A I had already borrowed that money and agreed to repay it back from the sales.
Q Yes, but you borrowed it. You borrowed it. It was your money owing. You took money that didn’t belong to you. You took your inheritance — after your bankruptcy was converted to a 7, you took that money and you sent it off to pay a creditor of yours without telling Mr. Samson.
A The commitment was made prior to the filing in the bankruptcy.
Q All your bills were committed — all your creditors were commitments pri- or to the bankruptcy. They didn’t get paid any money. You singled out one creditor and sent him $60,000. The rest of these creditors didn’t get paid any money.
A That was the arrangement I made with Mr. Northquest. Mr. North-*776quest provided the engineering funding needed to try to get the subdivision done. And because I couldn’t pay the quarterly trustee’s fees, it got kicked into a 7; and I lost a half-a-million dollar-property that Mr. Doyle is now using my engineering to subdivide the property and laughing all the way to the bank.

Ex. 45, pp. 259-260.

On August 30, 2013, as PR for his mother’s probate estate, Franz loaned $60,000 to All Seasons, LLC, a real estate firm where Franz works which is owned by Paula Kamp, which All Seasons was to repay by interest-only payments in the amount of $500 per month and with a balloon payment on its maturity date. (Ex. 45, pp. 75-76 and 128-132; Ex. 15, check no. 521). Originally it was to be ,a one year loan, but when All Seasons was unable to repay the loan on September 1, 2014, it was “rolled over” for a second year by Franz. (Ex. 45, pp. 76-77 and 129). Franz testified that the proceeds from repayment of this loan is intended to be place in a trust for Lee Roy. Franz, as PR for his mother’s probate estate, although personally having taken and spent more than his own one-third share of his inheritance, has never paid anything to his disabled brother, Lee Roy Franz, for Lee Roy’s one-third share of his inheritance. (Ex. 45, pp. 73-74, 125-127, 131-132, 209-212, 223-226 and 264-265)

Ex. 15 is a check register for the bank account of the estate of Franz’s mother at American West Bank. Ex. 16 are bank statements of the same American West Bank account. Ex. 15 and 16 list a series of transfers from the account of Mary Ann’s estate at American West Bank in the total amount of approximately $376,895.86. Ex. 42 shows the transfers to Franz’s wife, children, brother Brian and other relatives, and for Franz’s personal use. All of those transactions took place after the conversion of Franz’s bankruptcy to Chapter 7, and after the second § 341 meeting, without the knowledge of the Trustee. The total amount of funds which Franz took from his mother’s probate estate account at American West Bank for his own personal use and benefit, or for gifts to family is approximately $280,855.86, which left only $31,035.43 in the account as of November of 2014. (Ex. 45, p. 97).

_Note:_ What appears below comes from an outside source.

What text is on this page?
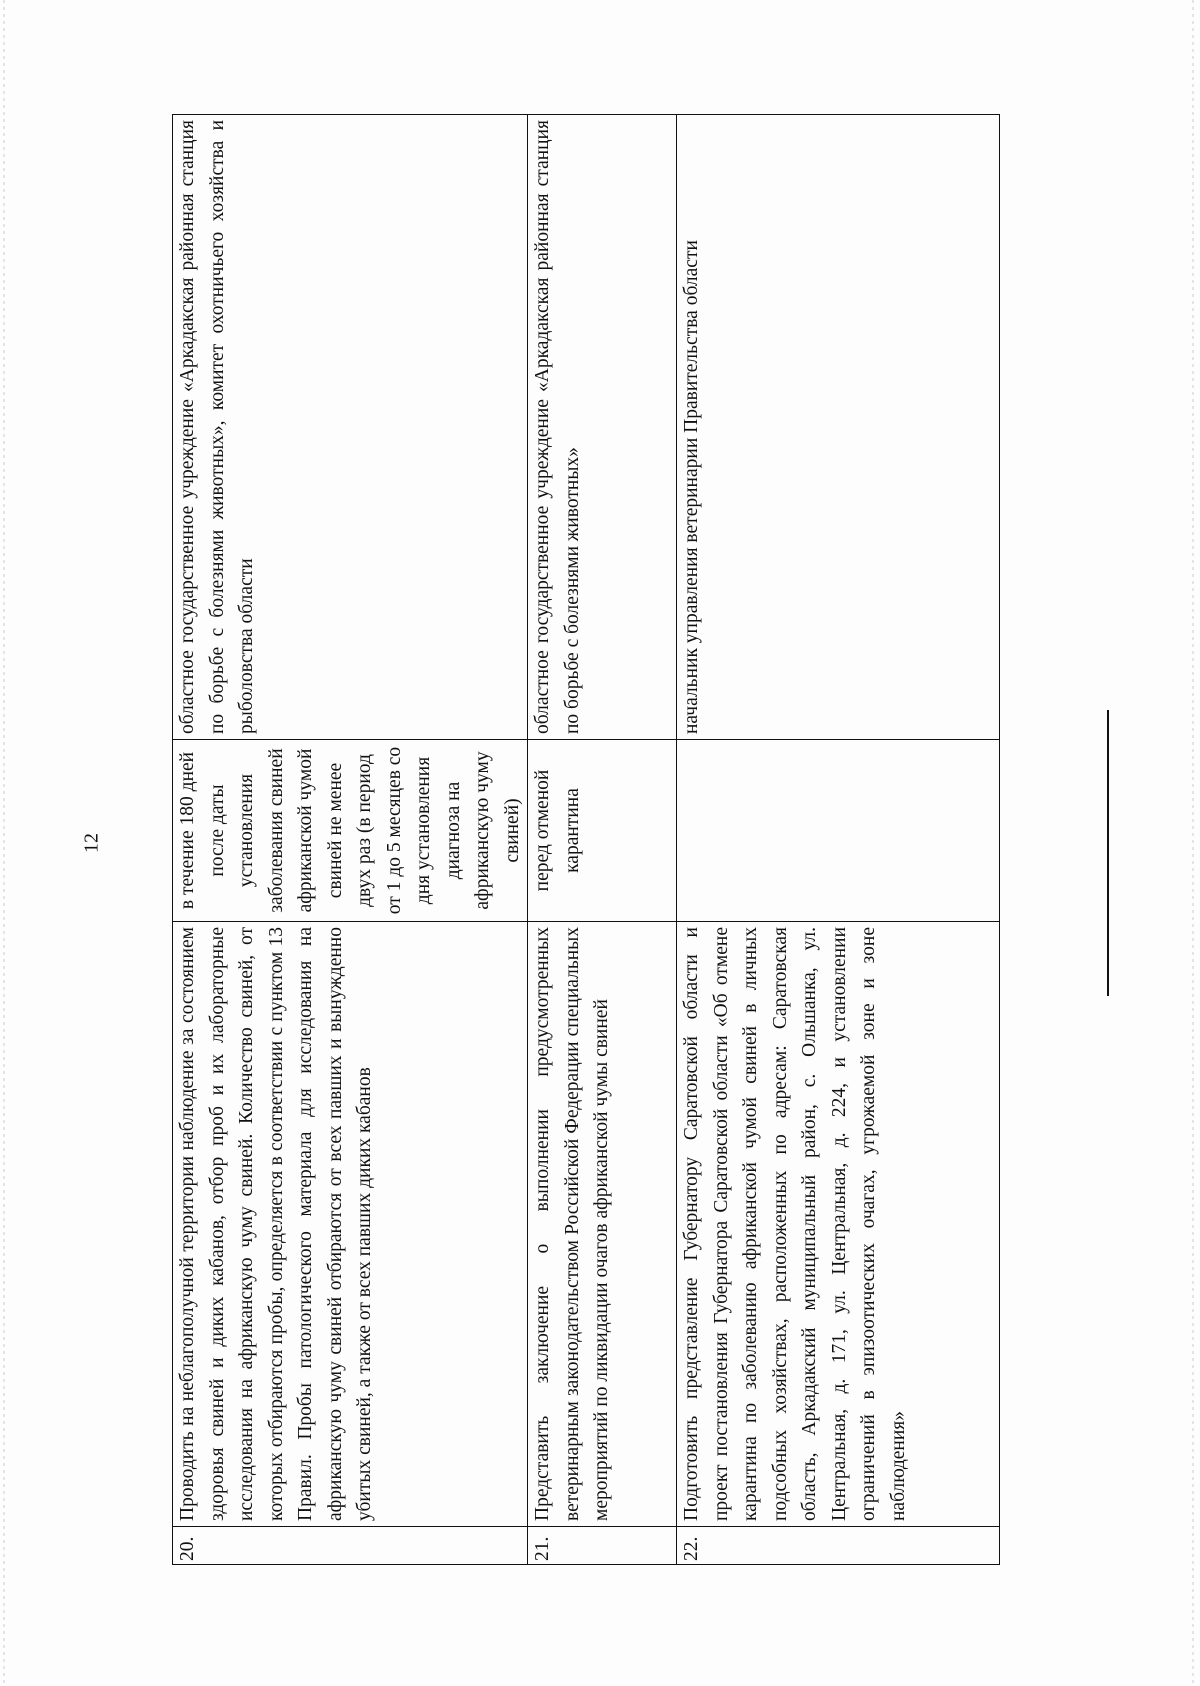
12
20.	Проводить на неблагополучной территории наблюдение за состоянием здоровья свиней и диких кабанов, отбор проб и их лабораторные исследования на африканскую чуму свиней. Количество свиней, от которых отбираются пробы, определяется в соответствии с пунктом 13 Правил. Пробы патологического материала для исследования на африканскую чуму свиней отбираются от всех павших и вынужденно убитых свиней, а также от всех павших диких кабанов	в течение 180 дней после даты установления заболевания свиней африканской чумой свиней не менее двух раз (в период от 1 до 5 месяцев со дня установления диагноза на африканскую чуму свиней)	областное государственное учреждение «Аркадакская районная станция по борьбе с болезнями животных», комитет охотничьего хозяйства и рыболовства области
21.	Представить заключение о выполнении предусмотренных ветеринарным законодательством Российской Федерации специальных мероприятий по ликвидации очагов африканской чумы свиней	перед отменой карантина	областное государственное учреждение «Аркадакская районная станция по борьбе с болезнями животных»
22.	Подготовить представление Губернатору Саратовской области и проект постановления Губернатора Саратовской области «Об отмене карантина по заболеванию африканской чумой свиней в личных подсобных хозяйствах, расположенных по адресам: Саратовская область, Аркадакский муниципальный район, с. Ольшанка, ул. Центральная, д. 171, ул. Центральная, д. 224, и установлении ограничений в эпизоотических очагах, угрожаемой зоне и зоне наблюдения»		начальник управления ветеринарии Правительства области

Franz also took funds for his own personal use or for his children from his mother’s estate’s account at the Bank of Whitman. (Ex. 45, pp. 118-119). During his Rule 2004 examination Franz stated that such monies totaled approximately $56,000 (Ex. 45, pp. 40-41, 115, and 151; Ex. 20). Other evidence suggests that the amount of withdrawals from said accounts which can be attributed to Franz’s use and benefit or gifts to his family members totals just over $42,000, after Franz paid up to $30,000 for his mother’s funeral expense and bills. Ex. 45, pp. 40, 113-14, 133; Ex. 20 and 21)

Franz’s brother Brian received $7,500 from the Bank of Whitman estate account in the following checks written by Franz, which allegedly represented a portion of Brian’s one-third share of his mother’s inheritance. (Ex. 45, pp. 153-154; Ex. 20 and 21). These funds, in addition to $90,000 Defendant wired to Brian Franz on July 2, 2013 (Ex. 45, pp. 44-46, 59, 265; Ex. 14 and 16), and the $1,040 Defendant paid on Brian Franz’ Sears card on May 12, 2013 (Ex. 45, pp. 54, 266; Ex. 15), reveal that Brian Franz received $98,540 (Ex. 45, p. 266) of his one-third share of his inheritance from his mother.

Franz purchased a 2001 GMC pickup on or about January 17, 2014, for $10,000 with funds taken from the Mary Ann Franz estate, and he did not deliver or surrender *777such vehicle to his Chapter 7 bankruptcy trustee. (Ex. 45, pp. 57, 82-83)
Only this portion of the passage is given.